Carne estragada em jaula de leão

O Brasil é um país de dimensões continentais e isso é inegável; e o que esta nação tem de tamanho, também tem de diferenças, sejam estas de cunho socioeconômico ou étnico-racial.
A interiorização do ensino superior, um dos marcos dentre as ações empreendidas pelo ex-presidente Lula e continuada com a administração da atual presidente Dilma Rousseff, faz parte de uma política cujo sistema prega a integração das camadas mais desfavorecidas da sociedade no âmbito do trabalho qualificado. Um exemplo específico diz respeito à instalação do Campus Universitário “Professor Alberto Carvalho” (Universidade Federal de Sergipe) no território que corresponde à cidade de Itabaiana no agreste sergipano.
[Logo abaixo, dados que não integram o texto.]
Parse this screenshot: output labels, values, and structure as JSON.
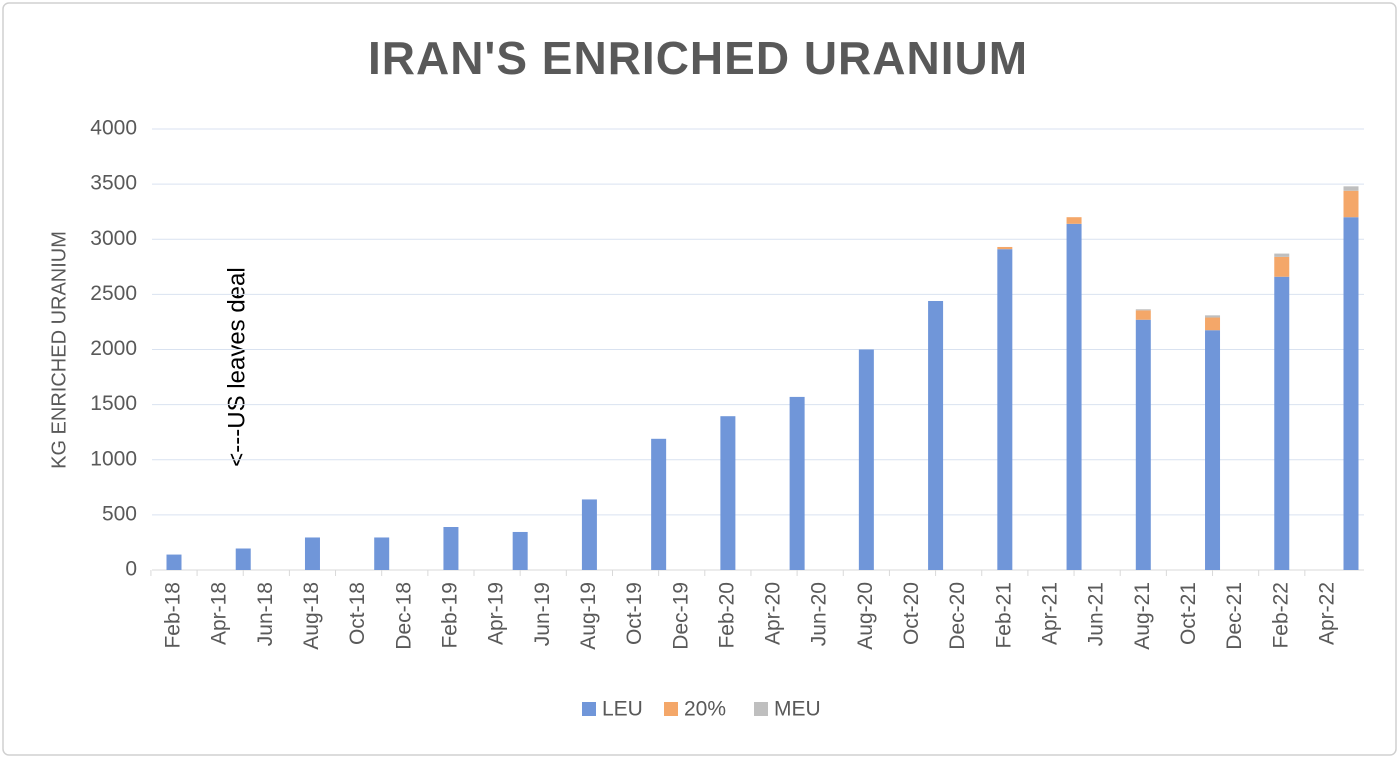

Itabaiana, a princípios das décadas de 70 emergiu-se como celeiro agrícola e comercializador no menor estado brasileiro e até hoje faz jus a isto. Tanto a instalação do campus da Universidade Federal de Sergipe, quanto da Universidade Tiradentes representou uma mudança na dinâmica espacial do município, principalmente no que se refere à valorização de áreas antes marginalizadas, como no caso do Sítio Porto, bairro onde estas instituições estão estabelecidas.
Entretanto, essa multiplicação de campi em cidades médias não trouxe consigo o sinônimo de qualidade. Ao passo de que trouxe oportunidades para jovens e adultos com renda baixa (em conjunção às ações afirmativas de ingresso na educação superior); trouxe também uma decadência do ensino superior, sucateamento da infraestrutura e aumento violência urbana.
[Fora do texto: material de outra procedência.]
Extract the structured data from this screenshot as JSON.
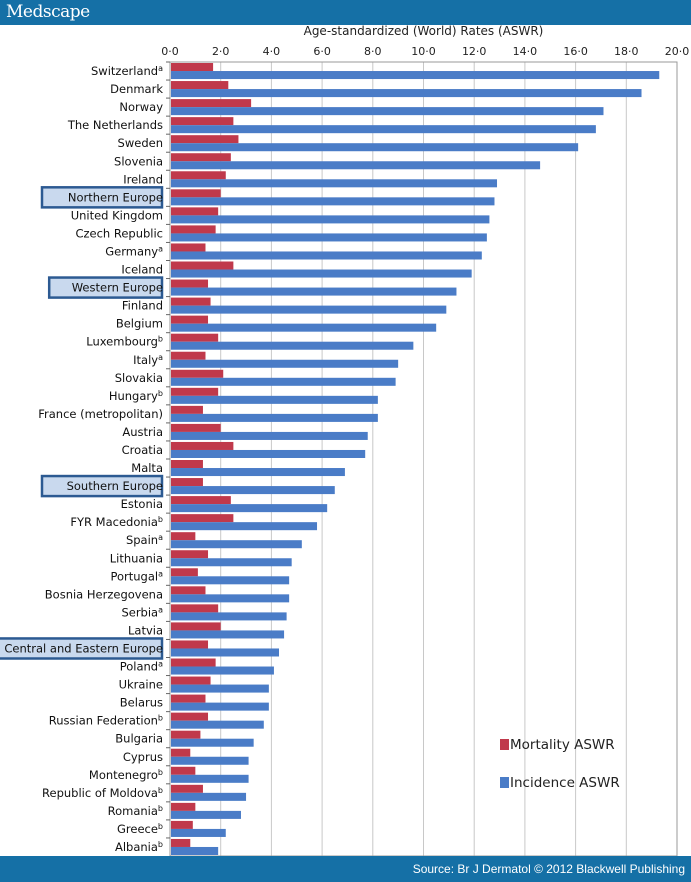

A decadência do ensino superior se transparece frente à dificuldade na realização de eventos, sejam estes locais, regionais, nacionais ou internacionais; o próprio “III Simpósio Regional de Desenvolvimento Rural: Políticas Públicas e Pobreza rural no Nordeste” realizado entre os dias 20 e 22 de agosto de 2014, evento de grande importância e magnitude para o pequeno campus de Itabaiana, foi obra de financiamento externo, colocando em evidência a crise de interlocução que vive a Universidade Federal de Sergipe. Essa crise, para fins de esclarecimento, emerge no pouco diálogo existente entre as distintas áreas e entre os distintos Campi; a greve dos professores que perdurou durante aproximadamente um mês traz consigo uma segregação numa instituição que visa em seus documentos oficiais a integração: muitos professores do campus de São Cristóvão esqueceram ou apagaram de suas mentes os problemas e as reivindicações de seus colegas dos Campi de Itabaiana, Lagarto e Laranjeiras, e consequentemente no futuro campus de Nossa Senhora da Glória.
O sucateamento (depredação) da infraestrutura dos Campi “interiorizados” torna-se consequência da própria falta da integração, mas também tem vínculos com a violência, um exemplo óbvio de tal questão faz alusão ao campus de Laranjeiras, onde assaltos à mão armada fizeram com que bolsistas residentes fossem retirados dos estabelecimentos.
Por fim, todos os fatos evidenciados trazem à tona a falta de planejamento (logística) que ronda o projeto do Governo Federal de interiorização da universidade pública; assim, a concessão de bolsas e projetos nestes locais é como atirar um pedaço de carne estragada numa jaula de um leão aleijado.